Castro was drafted 10th overall by the Houston Astros in the 2008 MLB amateur draft. He has been with the Astros his entire professional career and hit quite well in the minors; he played in the MLB Futures Game in 2009. He made his MLB debut in June of 2010 and since then has hit .232 with 64 home runs in six seasons. He missed the entire 2011 season with a knee injury. After rehabbing in the minors at the end of 2011 and the beginning of 2012, Castro got back to the majors and hit .257 in 87 games with a batting average on balls in play (BABIP) of .309. He had a breakout season in 2013, when he hit 18 home runs in 120 games, led the Astros with a .350 on-base percentage, and made the All-Star team for the first time in his career.
Castro is decent defensively and is especially talented in the way of pitch framing. According to Stats Corner, 8.3 percent of the pitches Castro caught outside of the strike zone (pitches that should have been called balls) were called strikes in 2016. Using this stat and others, StatsCorner calculated that Castro got an average of 0.92 calls per game in the Astros favor.
Why should we care?
Castro is a left-handed batter and would fit well in a Tigers lineup that is constructed of largely right-handed hitters. He is mostly a pull-hitter and would likely benefit from the relatively short 330-foot right field fence at Comerica Park. At the age of 29, Castro is a veteran catcher and has worked well with the Astros young pitchers. Other than his season-ending knee injury in 2011, Castro has proven to be durable, catching at least 100 games in each full season except 2012 (he missed part of the season rehabbing from the injury). He would be a reliable partner with James McCann should the Tigers sign him.
Why should we stay away?
Castro struggles to hit left-handed pitching. Ten of his 11 home runs in 2016 came against right-handed pitching, and he hit .149/.237/.241 against lefties. In fact, he had only five extra-base hits against lefties in the entire 2016 season.
Castro would come with the typical risks that accompany a 29-year-old catcher (he’ll be 30 in June). His recovery time would be longer should he get injured as a result of his age, and with six years of major-league experience under his belt, it’s unusual that he’s only had one major injury.

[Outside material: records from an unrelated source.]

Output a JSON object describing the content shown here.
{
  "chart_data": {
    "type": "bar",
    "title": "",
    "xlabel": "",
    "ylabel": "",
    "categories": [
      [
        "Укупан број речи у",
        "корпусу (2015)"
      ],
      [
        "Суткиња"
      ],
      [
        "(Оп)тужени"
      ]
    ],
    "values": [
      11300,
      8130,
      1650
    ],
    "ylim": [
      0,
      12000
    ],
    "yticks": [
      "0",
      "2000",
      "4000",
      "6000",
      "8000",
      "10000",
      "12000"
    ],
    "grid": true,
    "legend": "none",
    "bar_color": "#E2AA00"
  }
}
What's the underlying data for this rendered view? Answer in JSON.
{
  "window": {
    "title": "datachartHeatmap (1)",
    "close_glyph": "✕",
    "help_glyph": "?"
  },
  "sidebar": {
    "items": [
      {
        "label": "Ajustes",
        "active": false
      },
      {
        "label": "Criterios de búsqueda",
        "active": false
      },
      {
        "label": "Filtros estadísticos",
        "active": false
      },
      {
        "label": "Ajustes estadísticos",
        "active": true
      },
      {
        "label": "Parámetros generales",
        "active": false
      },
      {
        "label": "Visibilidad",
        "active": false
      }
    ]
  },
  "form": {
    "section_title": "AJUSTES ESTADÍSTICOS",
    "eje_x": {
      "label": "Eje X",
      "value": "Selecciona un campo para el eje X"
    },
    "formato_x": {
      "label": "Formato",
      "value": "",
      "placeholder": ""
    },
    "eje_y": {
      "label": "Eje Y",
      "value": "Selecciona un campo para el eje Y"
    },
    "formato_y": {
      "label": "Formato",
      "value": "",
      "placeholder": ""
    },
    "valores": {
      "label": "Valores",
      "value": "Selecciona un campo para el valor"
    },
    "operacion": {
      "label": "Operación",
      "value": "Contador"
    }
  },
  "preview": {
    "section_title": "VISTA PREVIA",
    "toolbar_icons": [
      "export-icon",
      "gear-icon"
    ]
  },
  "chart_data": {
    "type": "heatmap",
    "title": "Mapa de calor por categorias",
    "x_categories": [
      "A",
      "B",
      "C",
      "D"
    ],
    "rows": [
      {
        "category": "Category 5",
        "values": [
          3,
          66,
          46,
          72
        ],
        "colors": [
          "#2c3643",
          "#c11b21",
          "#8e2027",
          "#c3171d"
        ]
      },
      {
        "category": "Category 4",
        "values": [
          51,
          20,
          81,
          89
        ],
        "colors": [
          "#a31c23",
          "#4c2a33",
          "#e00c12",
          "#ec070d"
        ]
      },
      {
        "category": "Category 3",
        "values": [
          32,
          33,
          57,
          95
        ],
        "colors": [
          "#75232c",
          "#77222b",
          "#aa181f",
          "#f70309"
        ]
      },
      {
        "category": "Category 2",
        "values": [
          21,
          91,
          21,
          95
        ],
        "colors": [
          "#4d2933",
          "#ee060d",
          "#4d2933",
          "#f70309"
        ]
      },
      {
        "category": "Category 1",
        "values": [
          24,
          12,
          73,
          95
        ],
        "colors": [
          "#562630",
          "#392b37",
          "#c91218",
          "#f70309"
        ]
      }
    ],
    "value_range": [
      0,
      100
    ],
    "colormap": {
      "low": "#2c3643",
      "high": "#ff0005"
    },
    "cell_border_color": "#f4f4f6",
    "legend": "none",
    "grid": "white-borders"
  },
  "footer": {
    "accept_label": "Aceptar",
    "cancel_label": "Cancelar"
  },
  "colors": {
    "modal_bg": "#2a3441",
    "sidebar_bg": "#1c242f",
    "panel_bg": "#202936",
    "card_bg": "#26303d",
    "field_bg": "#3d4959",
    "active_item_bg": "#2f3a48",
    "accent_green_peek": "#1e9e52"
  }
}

Money is also a concern for a Tigers team looking to trim payroll. Castro made $5 million in 2016 and should command a contract worth at least that much for several years. Wherever he lands, he is likely to want to stay there for a while after being with Houston for his entire professional career. Before the 2014 season, Castro turned down a four-year extension that would have bought out his last two years of arbitration and his first two years of free agency. Given that Castro will turn 30 in 2017, this is his best chance at a big payday.
Will he end up in Detroit?
There is a decent possibility that Castro will end up in Detroit. The short right-field fence is very conducive to left-handed batters that pull the ball. With his struggles against lefties, he would make a good platoon with McCann, who mashes left-handed pitching. By all reports, Castro is a good clubhouse guy and works well with young players. Depending on how much the Tigers plan to cut payroll, his salary could fit in very well and he would be an excellent pickup. The biggest uncertainty is whether Castro would be willing to accept the backup catching duties, as he has been the full-time catcher for the majority of his career.